Piemonte

Motori e ricambi auto sul web: oscurati siti-truffa che raggiravano in tutta Italia


Promettevano motori e ricambi a prezzi scontatissimi. Peccato che poi non consegnassero nulla, come raccontato dai clienti beffati in decine di denunce e di recensioni online: per questo la polizia ha eseguito tre sequestri preventivi d’urgenza dei siti www.firautoricambi.com, www.volvamotori.com e www.enpowermotori.com, che ora non sono più raggiungibili.

Se n’è occupato il Centro Operativo per la Sicurezza Cibernetica di Torino, gestito dalla polizia postale. Da tempo gli agenti indagano sull’acquisto online di motori e ricambi per auto e hanno scoperto che questi raggiri erano diventati seriali: “Sono truffatori professionisti, mi hanno fregato 900 euro per un motore della Ford Focus” scrive in Rete una vittima per mettere in guardia altri potenziali truffati dal sito www.volvamotori.com. Ma non è l’unico, anzi: “Il sito è fatto bene e anche le persone che ti contattano ci sanno fare, ti fanno credere che sia tutto reale con contratto, documenti, ecc… State attenti, a me hanno frodato 1360 euro”.

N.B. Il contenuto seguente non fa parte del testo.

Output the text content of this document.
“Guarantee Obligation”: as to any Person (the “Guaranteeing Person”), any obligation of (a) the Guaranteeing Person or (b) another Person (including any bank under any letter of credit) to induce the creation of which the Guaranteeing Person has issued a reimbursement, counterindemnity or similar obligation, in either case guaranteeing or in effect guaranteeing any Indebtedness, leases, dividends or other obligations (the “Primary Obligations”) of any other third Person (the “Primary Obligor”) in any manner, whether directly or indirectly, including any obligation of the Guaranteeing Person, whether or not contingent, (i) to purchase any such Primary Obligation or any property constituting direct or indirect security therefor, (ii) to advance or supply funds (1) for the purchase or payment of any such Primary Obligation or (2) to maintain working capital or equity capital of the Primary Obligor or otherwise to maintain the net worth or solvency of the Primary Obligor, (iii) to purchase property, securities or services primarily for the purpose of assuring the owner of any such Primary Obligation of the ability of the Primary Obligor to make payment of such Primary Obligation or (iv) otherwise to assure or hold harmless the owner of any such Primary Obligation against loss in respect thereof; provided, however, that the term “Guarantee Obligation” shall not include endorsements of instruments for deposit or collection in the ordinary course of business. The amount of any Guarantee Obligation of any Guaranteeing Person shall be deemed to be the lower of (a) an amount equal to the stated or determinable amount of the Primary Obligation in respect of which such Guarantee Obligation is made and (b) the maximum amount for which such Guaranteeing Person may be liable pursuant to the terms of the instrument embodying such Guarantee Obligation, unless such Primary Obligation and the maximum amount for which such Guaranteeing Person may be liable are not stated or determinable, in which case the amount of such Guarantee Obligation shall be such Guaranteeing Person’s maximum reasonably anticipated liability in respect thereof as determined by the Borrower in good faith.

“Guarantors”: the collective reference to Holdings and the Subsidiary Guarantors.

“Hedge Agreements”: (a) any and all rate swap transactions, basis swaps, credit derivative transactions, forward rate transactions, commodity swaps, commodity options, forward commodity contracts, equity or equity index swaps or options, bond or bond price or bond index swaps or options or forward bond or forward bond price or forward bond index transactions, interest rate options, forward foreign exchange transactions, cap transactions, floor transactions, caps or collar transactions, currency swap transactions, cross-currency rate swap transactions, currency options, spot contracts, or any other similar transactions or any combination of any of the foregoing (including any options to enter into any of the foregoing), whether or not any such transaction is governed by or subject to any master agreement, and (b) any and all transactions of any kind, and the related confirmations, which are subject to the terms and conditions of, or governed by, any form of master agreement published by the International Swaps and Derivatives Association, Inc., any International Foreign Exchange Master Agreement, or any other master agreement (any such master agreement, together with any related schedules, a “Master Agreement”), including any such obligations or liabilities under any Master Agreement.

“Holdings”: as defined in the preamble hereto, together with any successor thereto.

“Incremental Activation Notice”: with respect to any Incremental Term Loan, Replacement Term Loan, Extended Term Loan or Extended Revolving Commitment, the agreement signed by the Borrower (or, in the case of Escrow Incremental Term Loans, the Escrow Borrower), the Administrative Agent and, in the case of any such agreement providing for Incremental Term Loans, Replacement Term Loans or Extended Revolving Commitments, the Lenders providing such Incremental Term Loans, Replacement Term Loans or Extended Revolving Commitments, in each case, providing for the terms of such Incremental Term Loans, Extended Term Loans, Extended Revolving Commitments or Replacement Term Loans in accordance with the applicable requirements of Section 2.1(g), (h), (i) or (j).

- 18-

Una volta avuto conferma di questo “metodo di lavoro”, la polizia postale ha eseguito il sequestro preventivo con l’oscuramento dei tre siti, che ha impedito l’accesso ai domini da tutto il territorio nazionale. Ma si tratta di casi tutt’altro che isolati, come spiegano gli investigatori: “I siti web fraudolenti sono in costante aumento e risultano spesso molto simili a quelli ufficiali dei brand più noti e diffusi. I truffatori, modificando anche solo pochi caratteri nei nomi di dominio e utilizzando layout grafici credibili, riescono ingannare molti consumatori”.

Il primo segnale d’allarme, in questi casi, è il prezzo: se le offerte sono troppo vantaggiose, conviene verificare in modo approfondito l’affidabilità del venditore. Così com’è utile sempre controllare le recensioni indipendenti pubblicate su portali esterni, anche tramite motori di ricerca: “Molti siti truffa espongono elenchi di feedback apparentemente positivi: in realtà sono costruiti ad arte per ingannare gli utenti”.

La polizia postale suggerisce anche di verificare la data di creazione del sito e accertare se le immagini utilizzate siano originali o copiate da altri portali.